Nous faisons une seconde tentative de l'autre côté de l'île, chez Colleoni, avec l'espoir que les 30 euros déposés à l'entrée nous assureront d’autres satisfactions. Le propriétaire des lieux ressemble au premier, il nous demande, après une dizaine de minutes, d’applaudir le maître qui a réalisé, avec une belle dextérité, une idée de cheval, transparente, tout en racontant à son voisin quelques-unes de ses aventures de la veille, comme si nous n’existions pas. Il nous ouvre ensuite les portes de son palais qu’on aurait pu confondre avec le premier, si lui et ses associés n’avaient eu l’idée de doubler leur production en installant au fond des rayonnages de verre des miroirs. On imagine, avec un peu de malveillance, toutes sortes de choses, de circonstances, d’événements qui auraient mis à mal, sens dessus dessous ces trésors d’obéissance qui dévorent la lumière et neutralisent les rêves.
Pas le temps de rêver, nous voilà face au chef-d’oeuvre d’Alexandro Barboro, un jambon ; oui un jambon dont notre guide vante les mérites : le poids d’abord, plusieurs dizaines de kilos ; les couleurs ensuite, crues comme celles d’un véritable prosciutto ; le prix enfin, 15 000 euros. Nous sortons discrètement sans demander notre reste, mais nous sommes priés de revenir : les 30 euros déposés en entrant constituaient en effet une assurance que nous ne partions pas les mains vides.
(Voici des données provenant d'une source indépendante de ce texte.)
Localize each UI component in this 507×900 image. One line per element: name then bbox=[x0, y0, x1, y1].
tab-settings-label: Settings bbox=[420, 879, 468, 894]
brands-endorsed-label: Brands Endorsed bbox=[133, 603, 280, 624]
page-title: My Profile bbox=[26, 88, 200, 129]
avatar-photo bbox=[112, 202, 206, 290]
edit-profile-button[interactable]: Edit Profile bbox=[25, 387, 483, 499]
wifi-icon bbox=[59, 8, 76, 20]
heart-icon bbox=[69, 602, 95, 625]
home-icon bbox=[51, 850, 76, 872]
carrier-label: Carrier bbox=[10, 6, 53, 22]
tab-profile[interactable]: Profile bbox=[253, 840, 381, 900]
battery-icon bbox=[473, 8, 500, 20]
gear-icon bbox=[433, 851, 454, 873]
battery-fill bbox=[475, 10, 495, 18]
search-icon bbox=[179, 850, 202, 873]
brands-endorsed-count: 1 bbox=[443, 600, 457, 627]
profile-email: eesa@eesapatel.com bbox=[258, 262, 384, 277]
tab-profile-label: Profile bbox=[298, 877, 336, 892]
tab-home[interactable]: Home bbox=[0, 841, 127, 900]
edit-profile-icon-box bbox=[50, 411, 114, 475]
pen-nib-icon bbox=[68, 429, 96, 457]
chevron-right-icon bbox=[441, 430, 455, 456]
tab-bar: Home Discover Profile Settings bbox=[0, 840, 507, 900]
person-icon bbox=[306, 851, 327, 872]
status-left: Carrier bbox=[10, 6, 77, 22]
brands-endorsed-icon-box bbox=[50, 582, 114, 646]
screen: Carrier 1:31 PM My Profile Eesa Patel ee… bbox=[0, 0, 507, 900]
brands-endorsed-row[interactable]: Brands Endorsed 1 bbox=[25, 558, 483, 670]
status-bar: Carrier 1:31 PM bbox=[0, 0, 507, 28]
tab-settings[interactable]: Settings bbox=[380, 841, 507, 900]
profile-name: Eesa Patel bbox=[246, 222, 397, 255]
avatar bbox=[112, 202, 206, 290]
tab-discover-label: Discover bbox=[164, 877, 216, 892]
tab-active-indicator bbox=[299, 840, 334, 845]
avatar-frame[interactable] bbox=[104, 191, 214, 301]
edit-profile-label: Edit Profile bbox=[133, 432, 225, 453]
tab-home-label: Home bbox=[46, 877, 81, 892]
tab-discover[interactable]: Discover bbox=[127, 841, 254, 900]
Nous devons maintenant choisir quelque chose : ce sera un cheval transparent pour Louise et Lili, Arthur met dans sa poche un ours blanc. ils reçoivent en outre une poignée de bonbons en verre, de ceux qui ont permis aux Conquistadores de faire plier les Précolombiens.
Il faudra cette halte à Murano pour que nous nous retrouvions tous les cinq sur une grève de rien du tout, deux mètres sur trois, la seule de l’île ; et que nous ramassions, sous le regard bienveillant d’Arthur, ce que nous n’avons trouvé dans aucune boutique ; Sandra, Lili et Louise des bris de verre et un morceau de terre cuite, minuscule, plus fin et brillant qu’une perle de verre, qu’elles me cèdent contre une dent d’oiseau des îles.